12 February 2017

Aim

  • The main goal of the Coursera Data Science Capstone is the creation of a text predictive application.
  • Trough the course of the project we explored summary statistics for the data, we did exploratory analysis of the data and explored a variety of R packages like NLP, TM, RWeka etc. to help us build the prediction algorithm.
  • We named our app J.A.R.V.I.S. (Just A Rather Very Intelligent System)

Acknowledgments

  • Also, I want to thank all our teachers and all the fellow learners for their contribution through all these courses.
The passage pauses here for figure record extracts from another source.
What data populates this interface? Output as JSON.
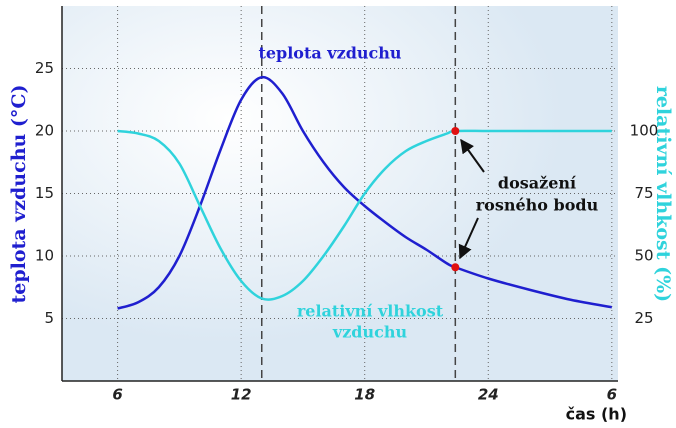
{
  "chart_data": {
    "type": "line",
    "x": [
      6,
      7,
      8,
      9,
      10,
      11,
      12,
      13,
      14,
      15,
      16,
      17,
      18,
      19,
      20,
      21,
      22,
      22.4,
      24,
      26,
      28,
      30
    ],
    "series": [
      {
        "name": "teplota vzduchu",
        "color": "#1f1fcf",
        "values": [
          5.8,
          6.3,
          7.5,
          10,
          14,
          18.5,
          22.5,
          24.3,
          23,
          20,
          17.5,
          15.5,
          14,
          12.7,
          11.5,
          10.5,
          9.4,
          9.1,
          8.2,
          7.3,
          6.5,
          5.9
        ]
      },
      {
        "name": "relativní vlhkost vzduchu",
        "color": "#2fd3dc",
        "axis": "y2",
        "values": [
          100,
          99,
          96,
          87,
          70,
          53,
          40,
          33,
          34,
          40,
          50,
          62,
          75,
          85,
          92,
          96,
          99,
          100,
          100,
          100,
          100,
          100
        ]
      }
    ],
    "xlim": [
      3.3,
      30.3
    ],
    "xticks": [
      6,
      12,
      18,
      24,
      {
        "value": 30,
        "label": "6"
      }
    ],
    "ylim": [
      0,
      30
    ],
    "yticks": [
      5,
      10,
      15,
      20,
      25
    ],
    "y2lim": [
      0,
      150
    ],
    "y2ticks": [
      25,
      50,
      75,
      100
    ],
    "xlabel": "čas (h)",
    "ylabel": "teplota vzduchu (°C)",
    "y2label": "relativní vlhkost (%)",
    "annotations": [
      "teplota vzduchu",
      "relativní vlhkost",
      "vzduchu",
      "dosažení",
      "rosného bodu"
    ],
    "grid": true
  }
}
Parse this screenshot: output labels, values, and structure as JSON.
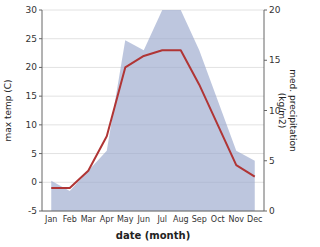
{
  "chart_data": {
    "type": "line",
    "categories": [
      "Jan",
      "Feb",
      "Mar",
      "Apr",
      "May",
      "Jun",
      "Jul",
      "Aug",
      "Sep",
      "Oct",
      "Nov",
      "Dec"
    ],
    "series": [
      {
        "type": "area",
        "axis": "y2",
        "color": "#99a8cc",
        "values": [
          3,
          2,
          4,
          6,
          17,
          16,
          20,
          20,
          16,
          11,
          6,
          5
        ]
      },
      {
        "type": "line",
        "color": "#b03535",
        "values": [
          -1,
          -1,
          2,
          8,
          20,
          22,
          23,
          23,
          17,
          10,
          3,
          1
        ]
      }
    ],
    "xlabel": "date (month)",
    "ylabel": "max temp (C)",
    "y2label": "med. precipitation\n(kg/m2)",
    "ylim": [
      -5,
      30
    ],
    "yticks": [
      -5,
      0,
      5,
      10,
      15,
      20,
      25,
      30
    ],
    "y2lim": [
      0,
      20
    ],
    "y2ticks": [
      0,
      5,
      10,
      15,
      20
    ],
    "grid": true
  }
}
I really enjoyed this educational journey and I learned a lot about Data science.

The process

  • The data used in this project came from a corpus called HC Corpora www.corpora.heliohost.org

  • Due to the size of data we decided to work with a sample from the corpus.

  • We removed: punctuation, numbers, stopwords (a, and, also, the, etc), profanity words (we used a txt file that contains most of the profanity words in EN language), common word endings ( “ing”, “es”, “s”) also we converted all characters to lower case and stripped the unnecessary whitespace

Modelling

  • The base of our algorithm was the n-gram model
    An n-gram model is a type of probabilistic language model for predicting the next item in such a sequence in the form of a (n − 1)–order Markov model. more on Wikipedia
  • we then created 1-gram, 2-gram, 3-gram and 4-gram tokenizers and their respective term document matrices
  • we then created data frames with the frequency (in an descending order) of each N-gram in our corpus that we used to make the predictions

The J.A.R.V.I.S. app

The app was designed with user-friendliness in mind and to be simple to use. The tools we used were R & Shiny

Instructions

  1. Writing a short English phrase inside the textbox
  2. Pressing the prediction button
  3. a predicted word is printed